Evaluate the definite integrals: $\int^2_0 {\frac{6x+3}{x^2 +4}\, dx$

Answer 1

Topic:

Integration

Solution:

We have to solve the given integral.

${\displaystyle \int_0^2 \dfrac{6x + 3}{x^2 + 4}\, dx}$

We can break the fraction into two fractions.

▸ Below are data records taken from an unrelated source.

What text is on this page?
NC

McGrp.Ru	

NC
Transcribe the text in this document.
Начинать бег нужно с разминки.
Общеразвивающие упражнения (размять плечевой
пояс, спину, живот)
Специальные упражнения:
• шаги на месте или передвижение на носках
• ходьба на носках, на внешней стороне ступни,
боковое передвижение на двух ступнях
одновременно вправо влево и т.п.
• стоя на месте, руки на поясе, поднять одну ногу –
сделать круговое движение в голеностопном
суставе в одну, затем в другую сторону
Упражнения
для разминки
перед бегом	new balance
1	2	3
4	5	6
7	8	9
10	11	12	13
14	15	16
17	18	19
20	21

${\displaystyle\longrightarrow \int_0^2 \dfrac{6x }{x^2 + 4} + \dfrac{3}{x^2 + 4}\, dx}$

${\displaystyle\longrightarrow \int_0^2 \dfrac{6x }{x^2 + 4}\, dx + \int_0^2\dfrac{3}{x^2 + 4}\, dx}$

${\displaystyle\longrightarrow 3\int_0^2\dfrac{2x }{x^2 + 4}\, dx +3 \int_0^2\dfrac{dx}{x^2 + 2^2}}$

In both integrals, we can use the following identities:

$\boxed{\int \dfrac{f'(x) \, dx}{f(x)} = \log|f(x)| + C}$

$\boxed{\int \dfrac{dx}{x^2 + a^2} = \dfrac{1}{a} \tan^{-1}\left(\dfrac{x}{a}\right) + C}$

Using the above formulas in integral, we get:

${\longrightarrow 3\bigg[\log|x^2 + 4|\bigg]^2_0 +3 \bigg[\dfrac{1}{2}\tan^{-1}\left(\dfrac{x}{2}\right)\bigg]^2_0}$

${\longrightarrow 3\bigg[\log|2^2 + 4| - \log|0^2 + 4|\bigg] +3 \bigg[\dfrac{1}{2}\tan^{-1}\left(\dfrac{2}{2}\right) - \dfrac{1}{2}\tan^{-1}\left(\dfrac{0}{2}\right)\bigg]}$

${\longrightarrow 3\bigg[\log(8) - \log(4)\bigg] +3 \bigg[\dfrac{1}{2}\tan^{-1}\left(1\right) - \dfrac{1}{2}\tan^{-1}\left(0\right)\bigg]}$

${\longrightarrow 3\bigg[\log\left(\dfrac84\right)\bigg] +3 \bigg[\dfrac{1}{2}\cdot\dfrac{\pi}{4} - 0\bigg]\qquad\qquad\left\{\because \log\left(\dfrac ab\right) \iff \log(a) - \log(b)\right\}}$

${\longrightarrow 3\log(2) + \dfrac{3\pi}{8}}$

${\displaystyle\longrightarrow \log(2^3) + \dfrac{3\pi}{8}\qquad\qquad\left\{\because b\log(a) \iff \log(a^b)\right\}}$

${\longrightarrow \log(8) + \dfrac{3\pi}{8}}$

Hence this is the required answer.